The Falls are divided between Brazil and Argentina. (Paraguay is just a few miles away.) I’ve come here for the last two days of my trip, to this fancy resort that’s actually within Brazil’s national park. There’s a long, easy trail that winds along the side of a mountain—kind of parallel to the river below that both feeds and then divides the Falls. I walked along and saw miles of Falls. And heard miles of Falls. Together, the sensory input was almost too much, almost too perfect.

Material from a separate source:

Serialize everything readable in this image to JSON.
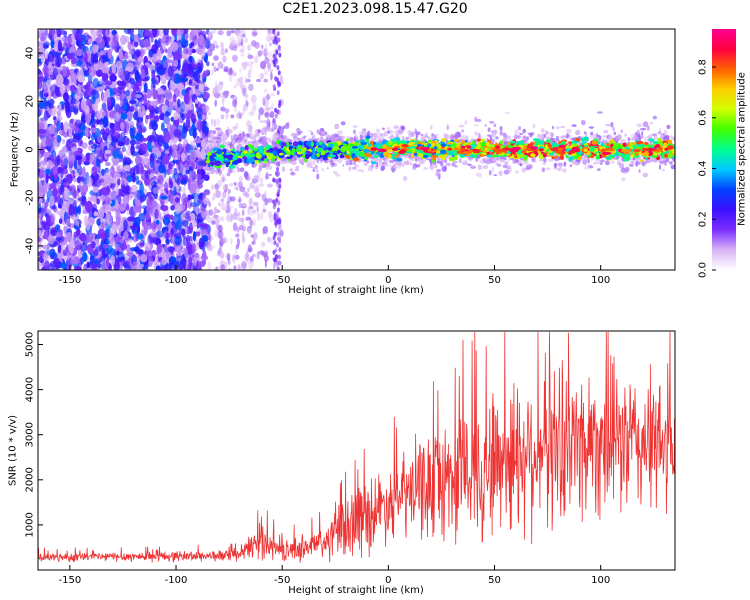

About every hundred yards there was yet another angle from which to see the magnificent Falls. Legend has it that when first seen by Eleanor Roosevelt, she remarked, “Poor Niagara!” I saw that little U.S.-Canadian joint venture five years ago. She’s right.

Fortunately, there were plenty of other yakking, photo-snapping tourists to keep me from having too spiritual an experience. For the first time in my life I envied Bill and Hillary: when they visited, Brazil closed the park for a half-day. Now that’s my kind of tourism.

But it isn’t enough to see and hear the Iguassu magic. No, one has to smell, taste, and wear it. So into a zodiac boat I tumbled, life jacket and all. We (about 15 of us) put-putted down the calm river, awaiting the soaking we were promised. Soon the river wasn’t so calm. And neither was the driver of the boat, as he swooped us and leaped us and bounced us.

Soon enough we were a little moist.

And then we headed right for the Falls.

Note: I won’t exactly say I was scared, but I don’t really yearn for recreational activities that require safety equipment and insurance forms.

If you’ve never been in a little boat a few yards from where millions of gallons of water come thundering over a 200-foot cliff, I can describe the primary experience: you get wetter than you’ve ever been. It’s like having buckets of water the size of houses thrown at you by Hercules. Over and over. As a bonus, you get a combination rush of adrenaline and negative ions. I haven’t felt that alive since, well, never.

I got really wet. My zodiac-mates, young and old, were thrilled. We all shouted. We dripped all over each other as our hearts slowed down to normal.

We eventually came back to land. Dry, delicious, land. Dry until the jungle humidity set in. Then it was damp, delicious land. Fair enough.

The beef? It’s the slow-roasted, perfectly-marbled, ultra-tasty national dish both here and in Argentina. Fish? That’s for the river that separates the two countries. Beef here is for grownups on land.

Ending The Trip At Itaipu

Today I saw the largest hydroelectric project in the world. It’s on the Parana River, jointly operated by Brazil and Paraguay (not to be confused with Iguassu Falls, jointly operated by Brazil and Argentina).

After starting construction in 1974, they diverted part of the river in 1978, and started building a gigantic dam. The dam raised the level of the river behind it by 200 feet. As the water plunges that distance down through a dozen enormous pipes (each one wide enough to hold a bus), it picks up speed and eventually turns 6,600-ton turbines housed underwater, creating electricity.

I can barely grasp the magnitude of the accomplishment. Imagine being the one to push the button the day it opened in 1984.

The two countries share the electricity; it powers every lightbulb and TV in Paraguay, while Brazil gulps its half (sending it as much as 1,000 miles inland) and buys most of Paraguay’s share.

It was spectacular, a nice companion piece to the thundering water of Iguassu. One natural, one artificial. One eternal, one brand new. Each one administered by people and nations with agendas. Each one uniquely powerful—and uniquely vulnerable.

I wish I trusted the administrators of either one just a little more.

Speaking of water, I’m off to a shower, then a car, then a plane. See you back in the U.S. tomorrow.